As small telcos and policymakers continue to debate the optimum target speed for broadband deployments, equipment manufacturers continue to work on enhancements to existing copper infrastructure with the goal of minimizing the need for fiber in the network. Nokia Siemens Networks today claimed it has set a world record for copper DSL speeds, obtaining data rates of 825 Mb/s over 400 meters of copper phone wiring.
In the test, NSN used phantom DSL—an approach that bonds two physical wires together to create a virtual, or “phantom” channel. The manufacturer also said it obtained a speed of 750 Mb/s over 500 meters. This is a significant gain over the 300 Mb/s over 400 meters that Alcatel-Lucent demonstrated several months ago, also using phantom DSL.
At that time, Alcatel-Lucent said the technology also could support 100 MB/s over distances of up to 1 kilometer. But NSN’s announcement today did not address speeds over distances greater than 500 meters.

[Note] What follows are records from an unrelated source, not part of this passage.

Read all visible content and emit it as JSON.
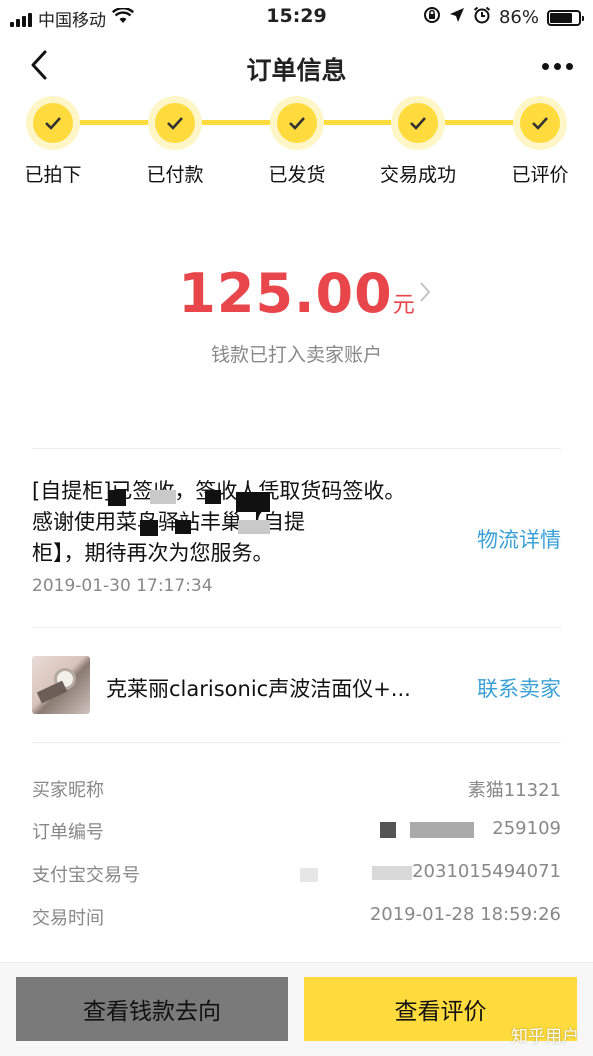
{
  "status_bar": {
    "carrier": "中国移动",
    "time": "15:29",
    "battery": "86%",
    "battery_level": 0.86
  },
  "nav": {
    "title": "订单信息",
    "back_icon": "chevron-left-icon",
    "more_icon": "more-dots-icon"
  },
  "steps": [
    {
      "label": "已拍下",
      "done": true
    },
    {
      "label": "已付款",
      "done": true
    },
    {
      "label": "已发货",
      "done": true
    },
    {
      "label": "交易成功",
      "done": true
    },
    {
      "label": "已评价",
      "done": true
    }
  ],
  "amount": {
    "value": "125.00",
    "unit": "元",
    "note": "钱款已打入卖家账户"
  },
  "logistics": {
    "line1": "[自提柜]已签收，签收人凭取货码签收。",
    "line2": "感谢使用菜鸟驿站丰巢【自提",
    "line3": "柜】，期待再次为您服务。",
    "time": "2019-01-30 17:17:34",
    "link": "物流详情"
  },
  "product": {
    "name": "克莱丽clarisonic声波洁面仪+...",
    "link": "联系卖家"
  },
  "info": [
    {
      "key": "买家昵称",
      "value": "素猫11321"
    },
    {
      "key": "订单编号",
      "value": "259109"
    },
    {
      "key": "支付宝交易号",
      "value": "2031015494071"
    },
    {
      "key": "交易时间",
      "value": "2019-01-28 18:59:26"
    }
  ],
  "buttons": {
    "money_flow": "查看钱款去向",
    "view_review": "查看评价"
  },
  "watermark": "知乎用户",
  "colors": {
    "accent_yellow": "#ffdb3d",
    "amount_red": "#e8464a",
    "link_blue": "#3aa0d8"
  }
}
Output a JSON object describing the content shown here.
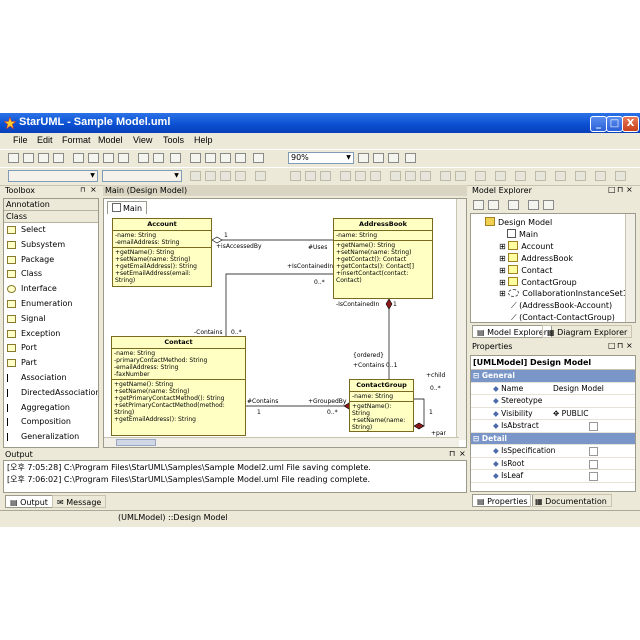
{
  "window": {
    "title": "StarUML - Sample Model.uml",
    "btn_min": "_",
    "btn_max": "□",
    "btn_close": "X"
  },
  "menu": [
    "File",
    "Edit",
    "Format",
    "Model",
    "View",
    "Tools",
    "Help"
  ],
  "toolbar": {
    "zoom": "90%"
  },
  "toolbox": {
    "title": "Toolbox",
    "sections": [
      "Annotation",
      "Class"
    ],
    "items": [
      "Select",
      "Subsystem",
      "Package",
      "Class",
      "Interface",
      "Enumeration",
      "Signal",
      "Exception",
      "Port",
      "Part",
      "Association",
      "DirectedAssociation",
      "Aggregation",
      "Composition",
      "Generalization"
    ]
  },
  "diagram": {
    "panel_title": "Main (Design Model)",
    "tab": "Main",
    "classes": {
      "account": {
        "name": "Account",
        "attrs": [
          "-name: String",
          "-emailAddress: String"
        ],
        "ops": [
          "+getName(): String",
          "+setName(name: String)",
          "+getEmailAddress(): String",
          "+setEmailAddress(email: String)"
        ]
      },
      "addressbook": {
        "name": "AddressBook",
        "attrs": [
          "-name: String"
        ],
        "ops": [
          "+getName(): String",
          "+setName(name: String)",
          "+getContact(): Contact",
          "+getContacts(): Contact[]",
          "+insertContact(contact: Contact)"
        ]
      },
      "contact": {
        "name": "Contact",
        "attrs": [
          "-name: String",
          "-primaryContactMethod: String",
          "-emailAddress: String",
          "-faxNumber"
        ],
        "ops": [
          "+getName(): String",
          "+setName(name: String)",
          "+getPrimaryContactMethod(): String",
          "+setPrimaryContactMethod(method: String)",
          "+getEmailAddress(): String"
        ]
      },
      "contactgroup": {
        "name": "ContactGroup",
        "attrs": [
          "-name: String"
        ],
        "ops": [
          "+getName(): String",
          "+setName(name: String)"
        ]
      }
    },
    "labels": {
      "one_a": "1",
      "is_accessed_by": "+isAccessedBy",
      "uses": "#Uses",
      "is_contained_in": "+IsContainedIn",
      "zero_many_a": "0..*",
      "is_contained_in2": "-IsContainedIn",
      "one_b": "1",
      "contains_a": "-Contains",
      "zero_many_b": "0..*",
      "ordered": "{ordered}",
      "contains_b": "+Contains",
      "zero_one": "0..1",
      "child": "+child",
      "zero_many_c": "0..*",
      "one_c": "1",
      "contains_c": "#Contains",
      "one_d": "1",
      "grouped_by": "+GroupedBy",
      "zero_many_d": "0..*",
      "par": "+par"
    }
  },
  "explorer": {
    "title": "Model Explorer",
    "items": [
      "Design Model",
      "Main",
      "Account",
      "AddressBook",
      "Contact",
      "ContactGroup",
      "CollaborationInstanceSet1",
      "(AddressBook-Account)",
      "(Contact-ContactGroup)"
    ],
    "tabs": [
      "Model Explorer",
      "Diagram Explorer"
    ]
  },
  "properties": {
    "title": "Properties",
    "header": "[UMLModel] Design Model",
    "sections": [
      "General",
      "Detail"
    ],
    "rows": [
      {
        "name": "Name",
        "value": "Design Model"
      },
      {
        "name": "Stereotype",
        "value": ""
      },
      {
        "name": "Visibility",
        "value": "PUBLIC"
      },
      {
        "name": "IsAbstract",
        "value": ""
      }
    ],
    "detail_rows": [
      {
        "name": "IsSpecification",
        "value": ""
      },
      {
        "name": "IsRoot",
        "value": ""
      },
      {
        "name": "IsLeaf",
        "value": ""
      }
    ],
    "tabs": [
      "Properties",
      "Documentation"
    ]
  },
  "output": {
    "title": "Output",
    "lines": [
      "[오후 7:05:28] C:\\Program Files\\StarUML\\Samples\\Sample Model2.uml File saving complete.",
      "[오후 7:06:02] C:\\Program Files\\StarUML\\Samples\\Sample Model.uml File reading complete."
    ],
    "tabs": [
      "Output",
      "Message"
    ]
  },
  "status": {
    "text": "(UMLModel) ::Design Model"
  }
}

Copper access lines deployed by U.S. telcos often are considerably longer than 400 or 500 meters (1,312 to 1,640 feet)—or even 1 kilometer–which means that to use the phantom DSL technology, many service providers would still need to deploy fiber in local networks to support the new technology, just not as much fiber.
Neither NSN nor Alcatel-Lucent has provided an estimate of when phantom DSL might be available—although NSN appears a bit more certain about making it available some day. “Nokia Siemens Networks’ Phantom DSL will become an integral part of the company’s DSLAM products hiX 562x/3x,” the company said in today’s announcement.
The company made a point of positioning phantom DSL as an interim solution, however. “Laying down new optical fiber to the home remains costly, though it is capable of delivering very high speeds and is a definite solution for long-term bandwidth requirements,” said Eduard Scheiterer, head of broaband access for NSN, in the announcement.. “However, the innovative use of technologies such as phantom circuits helps operators provide an efficient last mile connectivity with existing copper wires.”